Maatwerkafspraak 2 betreft een aanvullende aanspraak voor de vliegers uit de groep van 11 vliegers die in het verleden 10 jaar of langer in het oude type helikopter hebben gevlogen en op of na de leeftijd van 55 jaar geheel of gedeeltelijk arbeidsongeschikt voor de functie van vlieger worden, voor zover zij niet van maatwerkafspraak 1 gebruik maken. De reden om voor deze groep een aanvullende afspraak te maken, heeft te maken met de fysieke belasting bij het vliegen met dit toestel.
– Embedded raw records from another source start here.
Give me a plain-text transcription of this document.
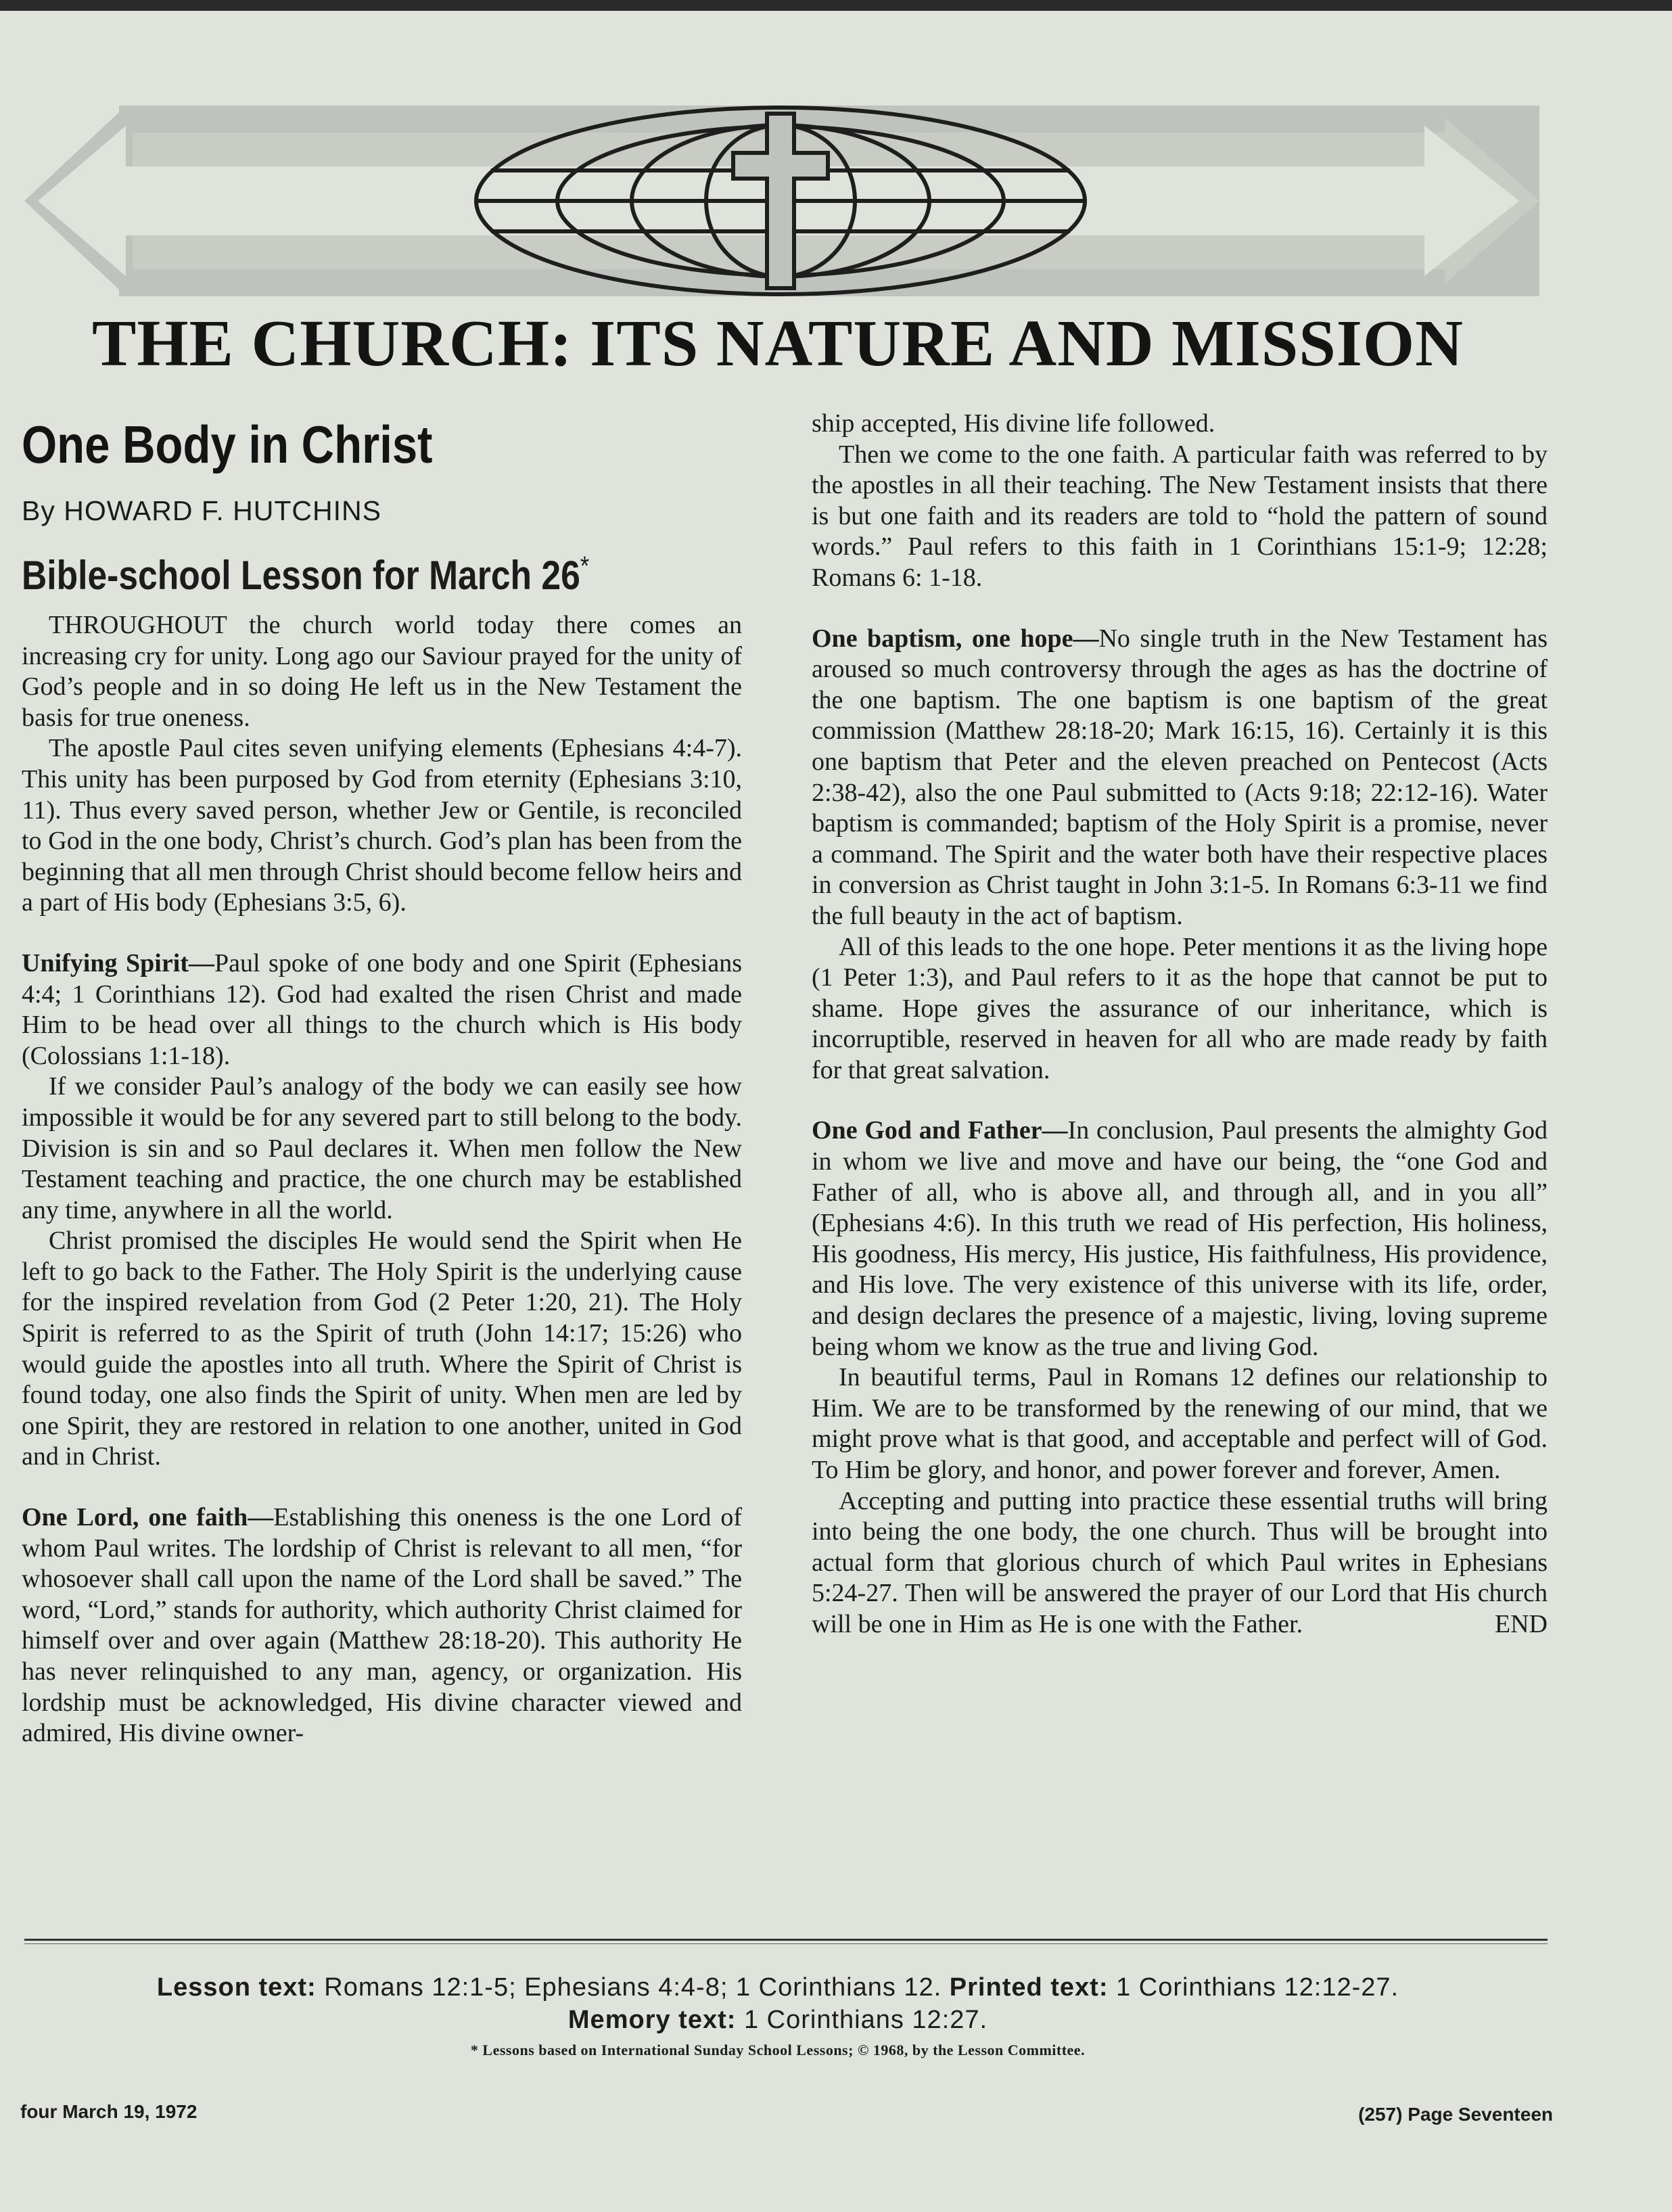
THE CHURCH: ITS NATURE AND MISSION
One Body in Christ
By HOWARD F. HUTCHINS
Bible-school Lesson for March 26*

THROUGHOUT the church world today there comes an increasing cry for unity. Long ago our Saviour prayed for the unity of God’s people and in so doing He left us in the New Testament the basis for true oneness.

The apostle Paul cites seven unifying elements (Ephesians 4:4-7). This unity has been purposed by God from eternity (Ephesians 3:10, 11). Thus every saved person, whether Jew or Gentile, is reconciled to God in the one body, Christ’s church. God’s plan has been from the beginning that all men through Christ should become fellow heirs and a part of His body (Ephesians 3:5, 6).

Unifying Spirit—Paul spoke of one body and one Spirit (Ephesians 4:4; 1 Corinthians 12). God had exalted the risen Christ and made Him to be head over all things to the church which is His body (Colossians 1:1-18).

If we consider Paul’s analogy of the body we can easily see how impossible it would be for any severed part to still belong to the body. Division is sin and so Paul declares it. When men follow the New Testament teaching and practice, the one church may be established any time, anywhere in all the world.

Christ promised the disciples He would send the Spirit when He left to go back to the Father. The Holy Spirit is the underlying cause for the inspired revelation from God (2 Peter 1:20, 21). The Holy Spirit is referred to as the Spirit of truth (John 14:17; 15:26) who would guide the apostles into all truth. Where the Spirit of Christ is found today, one also finds the Spirit of unity. When men are led by one Spirit, they are restored in relation to one another, united in God and in Christ.

One Lord, one faith—Establishing this oneness is the one Lord of whom Paul writes. The lordship of Christ is relevant to all men, “for whosoever shall call upon the name of the Lord shall be saved.” The word, “Lord,” stands for authority, which authority Christ claimed for himself over and over again (Matthew 28:18-20). This authority He has never relinquished to any man, agency, or organization. His lordship must be acknowledged, His divine character viewed and admired, His divine owner-

ship accepted, His divine life followed.

Then we come to the one faith. A particular faith was referred to by the apostles in all their teaching. The New Testament insists that there is but one faith and its readers are told to “hold the pattern of sound words.” Paul refers to this faith in 1 Corinthians 15:1-9; 12:28; Romans 6: 1-18.

One baptism, one hope—No single truth in the New Testament has aroused so much controversy through the ages as has the doctrine of the one baptism. The one baptism is one baptism of the great commission (Matthew 28:18-20; Mark 16:15, 16). Certainly it is this one baptism that Peter and the eleven preached on Pentecost (Acts 2:38-42), also the one Paul submitted to (Acts 9:18; 22:12-16). Water baptism is commanded; baptism of the Holy Spirit is a promise, never a command. The Spirit and the water both have their respective places in conversion as Christ taught in John 3:1-5. In Romans 6:3-11 we find the full beauty in the act of baptism.

All of this leads to the one hope. Peter mentions it as the living hope (1 Peter 1:3), and Paul refers to it as the hope that cannot be put to shame. Hope gives the assurance of our inheritance, which is incorruptible, reserved in heaven for all who are made ready by faith for that great salvation.

One God and Father—In conclusion, Paul presents the almighty God in whom we live and move and have our being, the “one God and Father of all, who is above all, and through all, and in you all” (Ephesians 4:6). In this truth we read of His perfection, His holiness, His goodness, His mercy, His justice, His faithfulness, His providence, and His love. The very existence of this universe with its life, order, and design declares the presence of a majestic, living, loving supreme being whom we know as the true and living God.

In beautiful terms, Paul in Romans 12 defines our relationship to Him. We are to be transformed by the renewing of our mind, that we might prove what is that good, and acceptable and perfect will of God. To Him be glory, and honor, and power forever and forever, Amen.

Accepting and putting into practice these essential truths will bring into being the one body, the one church. Thus will be brought into actual form that glorious church of which Paul writes in Ephesians 5:24-27. Then will be answered the prayer of our Lord that His church will be one in Him as He is one with the Father.	END

Lesson text: Romans 12:1-5; Ephesians 4:4-8; 1 Corinthians 12. Printed text: 1 Corinthians 12:12-27.
Memory text: 1 Corinthians 12:27.
* Lessons based on International Sunday School Lessons; © 1968, by the Lesson Committee.
four March 19, 1972	(257) Page Seventeen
3. Bij het bestreden besluit heeft verweerder het bezwaar gegrond verklaard voor zover betrekking hebbende op de destijds ten aanzien van maatwerkafspraak 2 gestelde voorwaarde van het bestaan van een redelijk vermoeden van een verband tussen de ongeschiktheid tot werken en het gedurende langere tijd vliegen in het oude type helikopter. Verweerder heeft het primaire besluit in zoverre herroepen en heeft het bezwaar voor het overige ongegrond verklaard.

4. Eiser voert – samengevat – aan dat in de maatwerkafspraken onduidelijkheid bestaat ten aanzien van de instroomleeftijd en dat verweerder met de wijziging van artikel 88a van het Barp en de maatwerkafspraken in strijd handelt met het rechtszekerheids-, zorgvuldigheids-, vertrouwens- en het gelijkheidsbeginsel en het verbod van leeftijdsdiscriminatie. Eiser stelt dat hij alsnog de mogelijkheid dient te krijgen om op de leeftijd van 55 jaar vervroegd uit te treden met aanspraak op een uitkering overeenkomstig de oude FLO-rechten tot aan het bereiken van de AOW-gerechtigde leeftijd.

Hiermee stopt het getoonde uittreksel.